M->SetFunction( static_cast<ROOT::Math::IGradientFunctionMultiDimTempl<double> &>(gf));

jseneca · April 29, 2022, 11:33am

This seemed to work! The minimizer now calls both FdF and Gradient.

However I noticed that FdF is called quite rarely, and Gradient is often called in tandem with DoEval. The implementation of BFGS in scipy uses FdF almost exclusively. Even when I remove Gradient, it prefers using DoDerivative over FdF. FdF is only 70% slower than DoEval, and just as fast as Gradient, so it is disappointing that it is used so little! Is there a remedy to this? Here is an example output:

Calling Gradient: -1.6185 x[0]: 3.31979 x[1]: 118.078 x[2]: -456.444 x[3]: 695.438 x[4]: 2.10569 x[5]: 4.15556 x[6]: 38.1848
Calling DoEval: 3539.31 x[0]: 3.3198 x[1]: 118.078 x[2]: -456.444 x[3]: 695.438 x[4]: 2.10571 x[5]: 4.15556 x[6]: 38.1848
Calling Gradient: -1.6166 x[0]: 3.3198 x[1]: 118.078 x[2]: -456.444 x[3]: 695.438 x[4]: 2.10571 x[5]: 4.15556 x[6]: 38.1848
Calling DoEval: 3539.31 x[0]: 3.31981 x[1]: 118.078 x[2]: -456.444 x[3]: 695.438 x[4]: 2.10573 x[5]: 4.15555 x[6]: 38.1848
Calling Gradient: -1.61496 x[0]: 3.31981 x[1]: 118.078 x[2]: -456.444 x[3]: 695.438 x[4]: 2.10573 x[5]: 4.15555 x[6]: 38.1848
Calling DoEval: 3539.31 x[0]: 3.31981 x[1]: 118.078 x[2]: -456.444 x[3]: 695.438 x[4]: 2.10574 x[5]: 4.15555 x[6]: 38.1848
Calling Gradient: -1.61352 x[0]: 3.31981 x[1]: 118.078 x[2]: -456.444 x[3]: 695.438 x[4]: 2.10574 x[5]: 4.15555 x[6]: 38.1848
Calling DoEval: 3539.32 x[0]: 3.31982 x[1]: 118.078 x[2]: -456.444 x[3]: 695.438 x[4]: 2.10575 x[5]: 4.15554 x[6]: 38.1848

I switched to the SteepestDescent algorithm which yields good and fast results, using FdF only. However, the GSL docs indicate “The steepest descent method is inefficient and is included only for demonstration purposes.”

Thanks for the help!

moneta · April 29, 2022, 2:54pm

Hi,
It is GSL that controls which function to call, so we cannot improve much on this.
Note that Minuit2 provides also BFGS and you can provide your own gradients for the minimization. It is maybe worth comparing if it is more efficient.
To use it, pass “bfgs” instead of “migrad” for the minimizer algorithm.

Lorenzo

jseneca · April 29, 2022, 3:39pm

Ah, the ROOT docs did not indicate the Minuit BFGS implementation! Unfortunately, the Minuit implementation suffers from the same issues of being littered with DoEval calls, which is again slower than SteepestDescent… You are right, the underuse of FdF seems to stem from the GSL implementation, I’m curious as to why Scipy is able to live with only FdF calls (and converge much quicker) despite being the same algorithm…

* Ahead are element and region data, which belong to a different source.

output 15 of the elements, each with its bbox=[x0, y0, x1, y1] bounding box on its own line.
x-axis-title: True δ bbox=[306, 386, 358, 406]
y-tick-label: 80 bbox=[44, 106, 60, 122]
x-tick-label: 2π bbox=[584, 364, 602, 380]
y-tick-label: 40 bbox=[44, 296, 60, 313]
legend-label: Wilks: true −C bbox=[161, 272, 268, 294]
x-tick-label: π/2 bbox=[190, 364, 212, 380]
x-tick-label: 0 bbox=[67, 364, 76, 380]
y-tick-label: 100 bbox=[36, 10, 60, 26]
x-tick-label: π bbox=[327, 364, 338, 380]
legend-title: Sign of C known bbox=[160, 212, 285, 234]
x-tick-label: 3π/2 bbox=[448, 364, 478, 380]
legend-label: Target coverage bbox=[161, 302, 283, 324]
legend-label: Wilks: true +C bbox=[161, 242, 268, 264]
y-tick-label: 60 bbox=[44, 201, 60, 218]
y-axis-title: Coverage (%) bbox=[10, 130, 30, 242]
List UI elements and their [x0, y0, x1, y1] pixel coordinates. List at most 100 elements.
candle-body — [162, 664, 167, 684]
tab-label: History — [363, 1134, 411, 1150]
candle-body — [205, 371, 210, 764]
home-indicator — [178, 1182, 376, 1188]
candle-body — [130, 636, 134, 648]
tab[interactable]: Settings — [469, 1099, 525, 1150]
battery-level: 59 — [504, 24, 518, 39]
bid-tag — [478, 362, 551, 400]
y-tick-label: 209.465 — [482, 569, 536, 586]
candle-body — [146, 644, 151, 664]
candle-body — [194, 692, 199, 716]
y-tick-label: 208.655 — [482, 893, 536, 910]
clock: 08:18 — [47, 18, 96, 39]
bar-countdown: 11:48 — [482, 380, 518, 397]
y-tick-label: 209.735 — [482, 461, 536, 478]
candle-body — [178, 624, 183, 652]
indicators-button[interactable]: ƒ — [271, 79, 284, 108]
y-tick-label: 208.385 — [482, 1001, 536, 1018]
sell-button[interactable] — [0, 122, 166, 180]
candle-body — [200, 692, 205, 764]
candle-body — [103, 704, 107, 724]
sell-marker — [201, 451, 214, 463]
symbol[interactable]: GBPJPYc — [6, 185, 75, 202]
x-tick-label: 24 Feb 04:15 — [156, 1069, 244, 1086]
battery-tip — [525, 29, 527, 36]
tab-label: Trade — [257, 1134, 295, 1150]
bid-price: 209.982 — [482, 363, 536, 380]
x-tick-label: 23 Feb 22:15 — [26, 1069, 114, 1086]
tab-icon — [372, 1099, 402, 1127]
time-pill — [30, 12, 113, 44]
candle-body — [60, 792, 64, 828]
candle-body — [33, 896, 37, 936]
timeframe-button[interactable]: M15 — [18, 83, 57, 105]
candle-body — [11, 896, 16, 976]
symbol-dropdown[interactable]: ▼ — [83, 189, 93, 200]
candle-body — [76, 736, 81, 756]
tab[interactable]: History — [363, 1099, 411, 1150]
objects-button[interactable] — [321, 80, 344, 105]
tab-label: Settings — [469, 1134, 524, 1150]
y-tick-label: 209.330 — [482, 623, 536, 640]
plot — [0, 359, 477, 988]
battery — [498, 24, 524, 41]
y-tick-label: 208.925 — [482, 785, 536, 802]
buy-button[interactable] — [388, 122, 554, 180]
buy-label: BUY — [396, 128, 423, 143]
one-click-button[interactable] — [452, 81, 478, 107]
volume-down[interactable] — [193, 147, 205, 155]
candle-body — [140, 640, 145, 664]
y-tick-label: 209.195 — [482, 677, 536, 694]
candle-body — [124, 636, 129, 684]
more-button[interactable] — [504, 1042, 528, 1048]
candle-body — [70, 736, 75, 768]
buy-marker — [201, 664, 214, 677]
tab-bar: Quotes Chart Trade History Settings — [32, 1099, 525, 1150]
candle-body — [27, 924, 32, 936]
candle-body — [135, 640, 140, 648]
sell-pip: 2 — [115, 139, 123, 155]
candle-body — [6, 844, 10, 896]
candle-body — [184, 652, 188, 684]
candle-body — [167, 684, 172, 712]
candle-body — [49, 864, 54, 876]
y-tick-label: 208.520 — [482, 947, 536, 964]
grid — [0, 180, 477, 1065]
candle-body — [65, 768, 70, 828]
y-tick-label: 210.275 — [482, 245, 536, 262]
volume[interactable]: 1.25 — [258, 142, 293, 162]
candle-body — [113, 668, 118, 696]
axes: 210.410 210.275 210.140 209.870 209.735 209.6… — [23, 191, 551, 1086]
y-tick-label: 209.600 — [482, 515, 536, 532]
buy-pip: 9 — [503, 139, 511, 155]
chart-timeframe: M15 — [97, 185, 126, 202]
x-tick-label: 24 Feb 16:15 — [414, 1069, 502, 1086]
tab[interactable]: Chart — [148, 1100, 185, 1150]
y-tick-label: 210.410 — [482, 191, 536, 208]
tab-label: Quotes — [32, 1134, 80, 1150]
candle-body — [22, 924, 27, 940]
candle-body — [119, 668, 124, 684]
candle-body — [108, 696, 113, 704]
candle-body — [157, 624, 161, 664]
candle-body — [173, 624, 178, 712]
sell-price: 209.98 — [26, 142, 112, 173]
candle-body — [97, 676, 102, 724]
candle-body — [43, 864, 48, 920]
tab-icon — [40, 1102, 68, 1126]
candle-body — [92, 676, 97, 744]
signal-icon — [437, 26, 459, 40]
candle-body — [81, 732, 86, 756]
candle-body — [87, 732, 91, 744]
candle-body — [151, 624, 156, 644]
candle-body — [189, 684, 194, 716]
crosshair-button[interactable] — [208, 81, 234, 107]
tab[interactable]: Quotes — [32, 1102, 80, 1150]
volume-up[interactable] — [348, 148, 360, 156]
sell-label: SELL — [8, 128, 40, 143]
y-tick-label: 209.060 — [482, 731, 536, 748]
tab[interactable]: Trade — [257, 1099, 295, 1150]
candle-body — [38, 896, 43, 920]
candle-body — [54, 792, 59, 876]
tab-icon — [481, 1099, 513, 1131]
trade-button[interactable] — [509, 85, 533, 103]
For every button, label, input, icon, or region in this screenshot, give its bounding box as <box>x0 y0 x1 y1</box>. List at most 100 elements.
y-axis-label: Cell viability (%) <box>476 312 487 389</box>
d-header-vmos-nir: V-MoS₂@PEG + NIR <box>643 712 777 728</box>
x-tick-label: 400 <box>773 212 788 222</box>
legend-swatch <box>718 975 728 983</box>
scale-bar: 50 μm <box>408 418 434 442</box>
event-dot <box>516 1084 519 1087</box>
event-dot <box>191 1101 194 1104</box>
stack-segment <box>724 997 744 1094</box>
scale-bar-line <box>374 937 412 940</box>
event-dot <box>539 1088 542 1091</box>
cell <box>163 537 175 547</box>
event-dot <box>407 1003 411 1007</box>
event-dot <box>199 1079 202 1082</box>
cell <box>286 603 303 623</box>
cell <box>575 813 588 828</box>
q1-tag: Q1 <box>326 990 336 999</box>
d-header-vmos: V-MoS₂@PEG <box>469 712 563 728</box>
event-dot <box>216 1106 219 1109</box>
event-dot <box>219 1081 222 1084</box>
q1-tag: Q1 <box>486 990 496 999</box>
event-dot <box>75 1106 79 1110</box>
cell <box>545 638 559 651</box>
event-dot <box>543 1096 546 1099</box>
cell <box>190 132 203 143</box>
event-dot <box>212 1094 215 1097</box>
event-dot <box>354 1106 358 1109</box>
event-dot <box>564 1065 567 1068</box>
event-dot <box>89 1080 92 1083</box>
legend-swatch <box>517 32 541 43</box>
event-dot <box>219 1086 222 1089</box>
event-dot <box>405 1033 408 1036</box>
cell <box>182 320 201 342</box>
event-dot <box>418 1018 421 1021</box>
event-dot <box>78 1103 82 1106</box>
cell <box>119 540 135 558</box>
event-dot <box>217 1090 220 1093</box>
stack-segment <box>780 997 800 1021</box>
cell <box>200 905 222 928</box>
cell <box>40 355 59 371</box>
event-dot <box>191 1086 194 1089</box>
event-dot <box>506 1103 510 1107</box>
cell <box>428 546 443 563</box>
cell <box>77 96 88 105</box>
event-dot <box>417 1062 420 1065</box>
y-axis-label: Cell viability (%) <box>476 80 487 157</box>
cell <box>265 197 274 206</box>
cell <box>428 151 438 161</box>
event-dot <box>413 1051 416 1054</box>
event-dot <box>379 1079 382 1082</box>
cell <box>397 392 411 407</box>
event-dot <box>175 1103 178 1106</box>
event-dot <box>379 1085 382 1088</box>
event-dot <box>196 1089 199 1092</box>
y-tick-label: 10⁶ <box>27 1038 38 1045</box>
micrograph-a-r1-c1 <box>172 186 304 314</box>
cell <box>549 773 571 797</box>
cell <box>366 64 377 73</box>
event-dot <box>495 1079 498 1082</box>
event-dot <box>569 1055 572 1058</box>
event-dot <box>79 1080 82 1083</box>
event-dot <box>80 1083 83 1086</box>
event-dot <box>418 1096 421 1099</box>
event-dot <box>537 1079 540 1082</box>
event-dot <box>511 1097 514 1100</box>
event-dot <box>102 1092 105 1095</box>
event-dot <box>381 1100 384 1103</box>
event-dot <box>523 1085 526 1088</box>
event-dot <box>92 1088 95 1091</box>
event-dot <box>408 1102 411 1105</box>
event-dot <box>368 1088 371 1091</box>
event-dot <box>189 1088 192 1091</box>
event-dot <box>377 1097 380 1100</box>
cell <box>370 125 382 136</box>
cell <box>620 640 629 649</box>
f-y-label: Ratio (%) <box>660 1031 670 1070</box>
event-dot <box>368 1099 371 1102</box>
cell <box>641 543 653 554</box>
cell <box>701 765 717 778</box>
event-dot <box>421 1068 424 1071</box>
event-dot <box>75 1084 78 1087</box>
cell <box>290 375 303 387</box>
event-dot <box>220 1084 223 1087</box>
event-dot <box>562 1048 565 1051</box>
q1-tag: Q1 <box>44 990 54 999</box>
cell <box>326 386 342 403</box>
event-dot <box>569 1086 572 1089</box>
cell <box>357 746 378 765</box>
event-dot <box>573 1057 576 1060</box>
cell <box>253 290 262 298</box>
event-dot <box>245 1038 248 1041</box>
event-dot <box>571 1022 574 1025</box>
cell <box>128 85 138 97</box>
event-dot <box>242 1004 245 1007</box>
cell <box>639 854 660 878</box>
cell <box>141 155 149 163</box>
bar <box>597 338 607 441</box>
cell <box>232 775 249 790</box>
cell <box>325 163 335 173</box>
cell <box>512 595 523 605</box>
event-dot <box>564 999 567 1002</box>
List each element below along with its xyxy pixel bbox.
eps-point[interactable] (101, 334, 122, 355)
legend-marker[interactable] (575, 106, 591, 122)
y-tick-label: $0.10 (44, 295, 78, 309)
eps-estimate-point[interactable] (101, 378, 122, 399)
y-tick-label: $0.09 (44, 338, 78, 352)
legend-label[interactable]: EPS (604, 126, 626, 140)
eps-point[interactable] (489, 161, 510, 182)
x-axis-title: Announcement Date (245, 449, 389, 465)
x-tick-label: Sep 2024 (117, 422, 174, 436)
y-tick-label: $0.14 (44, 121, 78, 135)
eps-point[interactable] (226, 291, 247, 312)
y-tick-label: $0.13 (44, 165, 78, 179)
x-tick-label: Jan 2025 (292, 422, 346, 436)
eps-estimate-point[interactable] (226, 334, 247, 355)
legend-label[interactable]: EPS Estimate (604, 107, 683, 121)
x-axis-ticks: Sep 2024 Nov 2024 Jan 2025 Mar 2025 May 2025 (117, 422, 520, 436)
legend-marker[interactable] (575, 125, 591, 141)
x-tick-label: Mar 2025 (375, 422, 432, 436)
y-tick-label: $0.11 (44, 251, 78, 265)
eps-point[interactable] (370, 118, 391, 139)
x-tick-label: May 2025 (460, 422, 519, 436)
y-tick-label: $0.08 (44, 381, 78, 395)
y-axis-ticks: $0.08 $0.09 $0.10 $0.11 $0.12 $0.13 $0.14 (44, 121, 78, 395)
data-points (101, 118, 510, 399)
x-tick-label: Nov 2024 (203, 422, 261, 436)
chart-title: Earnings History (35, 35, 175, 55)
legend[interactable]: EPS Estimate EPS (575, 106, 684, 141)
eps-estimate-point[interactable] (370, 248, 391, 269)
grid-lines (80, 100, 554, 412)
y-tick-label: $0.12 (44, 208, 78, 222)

moneta · April 30, 2022, 5:51pm

Interesting, what you see in Scipy. Do you know if Scipy is providing its own implementation of the algorithm or is it relying on some already existing code in Fortran or C/C++ ?
And Minuit2 it does not use FdF, but the Eval and the Gradient function separately. However it should be still much faster than the SteepestDescent.
If you find it slower, please post your full code that can be run and I could investigate it

Cheers

Lorenzo

system · May 14, 2022, 5:52pm

This topic was automatically closed 14 days after the last reply. New replies are no longer allowed.